In Query Model, our task is to compute the function $f(x_1,x_2,….,x_n)$ by accessing $x_i$ through quering the orcale. Oracles can be thought of as a ‘black-box’ by which you can access some information regarding the input, we don’t really care about the internal setup in black-box, it can be easily constructed. To access input, algorithm is allowed to query the oracle to get information on input. Hence, the aim of the algorithm is to take minimum queries to compute $f(x)$ on any input $x$.

A quantum Oracle $O_x$ takes qubit $\lvert i \rangle$ where $i\in[n]$ in binary representation and $n\in \mathbb{N}$ and ancilia qubit $\lvert b \rangle$ and gives $\lvert i \rangle$ and $\lvert b \oplus x_i \rangle$ where $x_i$ is the $i^{th}$ bit of input $x$.

$\begin{gather} O_x \lvert i \rangle \lvert b \rangle = \lvert i \rangle \lvert b \oplus x_i \rangle = (-1)^{b*x_i} \lvert i \rangle \lvert b \rangle\ \end{gather}$

This type of oracle is known as bit-flip oracle. It’s simply a unitary reversible mapping of $ (i,b) \mapsto (i, b \oplus x_i)$. Such type of mapping is used beacuse the operations we do in quantum computation should be unitary. An interesting fact, you can easily get back to $(i,b)$ from $(i,b \oplus x_i)$ by simply applying the same oracle $O_x$ to $(i,b \oplus x_i)$ due to the fact that $x_i \oplus x_i = 0$ for any $x_i$.

I wanted to talk about one more oracle known as phase oracle which is widely used in quantum algorithms. You can take this as a special case of bit flip oracle where ancilia qubit is $\lvert - \rangle$ . The qubit $\lvert - \rangle$ is simply $\frac{\lvert 0 \rangle - \lvert 1 \rangle}{\sqrt{2}}$ . If we apply the bit flip oracle in this case, we can observe that the output would just changes the phase of our original state.

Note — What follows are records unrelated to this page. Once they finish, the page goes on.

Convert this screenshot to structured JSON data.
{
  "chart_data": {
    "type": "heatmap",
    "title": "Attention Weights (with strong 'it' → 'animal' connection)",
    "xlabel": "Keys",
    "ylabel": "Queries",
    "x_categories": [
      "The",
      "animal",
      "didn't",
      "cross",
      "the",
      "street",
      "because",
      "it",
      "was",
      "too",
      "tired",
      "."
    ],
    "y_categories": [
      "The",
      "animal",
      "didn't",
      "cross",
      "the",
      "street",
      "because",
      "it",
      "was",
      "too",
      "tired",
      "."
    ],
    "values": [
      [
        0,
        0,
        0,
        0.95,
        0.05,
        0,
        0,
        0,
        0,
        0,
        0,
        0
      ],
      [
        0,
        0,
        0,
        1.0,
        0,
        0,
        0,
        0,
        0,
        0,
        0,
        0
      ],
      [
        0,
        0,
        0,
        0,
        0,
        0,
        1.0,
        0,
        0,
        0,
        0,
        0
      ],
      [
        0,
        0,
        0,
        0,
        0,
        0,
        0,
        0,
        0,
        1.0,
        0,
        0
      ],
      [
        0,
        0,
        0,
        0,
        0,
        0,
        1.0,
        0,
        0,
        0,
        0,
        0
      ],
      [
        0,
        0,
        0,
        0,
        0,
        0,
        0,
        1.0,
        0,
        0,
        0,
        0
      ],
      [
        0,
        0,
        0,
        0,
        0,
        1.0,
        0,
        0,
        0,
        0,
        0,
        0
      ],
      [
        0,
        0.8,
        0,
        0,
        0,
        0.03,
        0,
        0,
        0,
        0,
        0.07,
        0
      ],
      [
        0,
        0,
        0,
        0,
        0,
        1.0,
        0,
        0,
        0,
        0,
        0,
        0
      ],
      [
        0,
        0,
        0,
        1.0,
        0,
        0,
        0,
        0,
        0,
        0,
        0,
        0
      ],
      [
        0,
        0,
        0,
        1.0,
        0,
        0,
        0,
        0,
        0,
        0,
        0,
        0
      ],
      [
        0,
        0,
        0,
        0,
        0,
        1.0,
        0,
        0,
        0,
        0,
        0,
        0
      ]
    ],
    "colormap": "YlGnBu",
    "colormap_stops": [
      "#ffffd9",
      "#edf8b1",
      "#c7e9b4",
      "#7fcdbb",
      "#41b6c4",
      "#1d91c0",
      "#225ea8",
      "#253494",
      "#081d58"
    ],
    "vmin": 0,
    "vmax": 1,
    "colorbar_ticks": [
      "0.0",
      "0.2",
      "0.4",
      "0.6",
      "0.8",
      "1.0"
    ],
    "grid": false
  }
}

$\begin{gather} O_x \lvert i \rangle \lvert - \rangle = (-1)^{x_i} \lvert i \rangle \lvert - \rangle \ \end{gather}$

Query Complexity

The query complexity is used in deterministic as well as quantum algorithms. One should note that there is a difference between query complexity of an algorithm and that of a function.

The query complexity of an algorithm would be the minimum number of queries that it takes to compute the function $f(x)$ on any input $x$.

The query complexity of a function is the minimum number of queries that an optimal algorithm takes in order to compute function $f(x)$ on any input $x$.

Why Query Model?

Now you might ask, why do we really need to know about query complexity? That’s a valid question to ask. There are couple of reasons that convince us to have an idea about query complexity.

Firstly, it’s easy to analyse and a lot of known quantum algorithms like Shor’s algorithm and Grover’s search are based on query model.

Secondly, it gives us a bound on time complexity of an algorithm. Finding the time complexity of a quantum algorithm is a tricky task but it turns out that if we are able to find the query complexity of the algorithm than we know that time complexity is larger than query complexity and hence gets some idea about the time complexity of an algorithm.

Conclusion

So, that’s it! Hope you like the blog :) I am planning to write one more blog on a result “the approximate degree gives a lower bound on quantum query complexity”.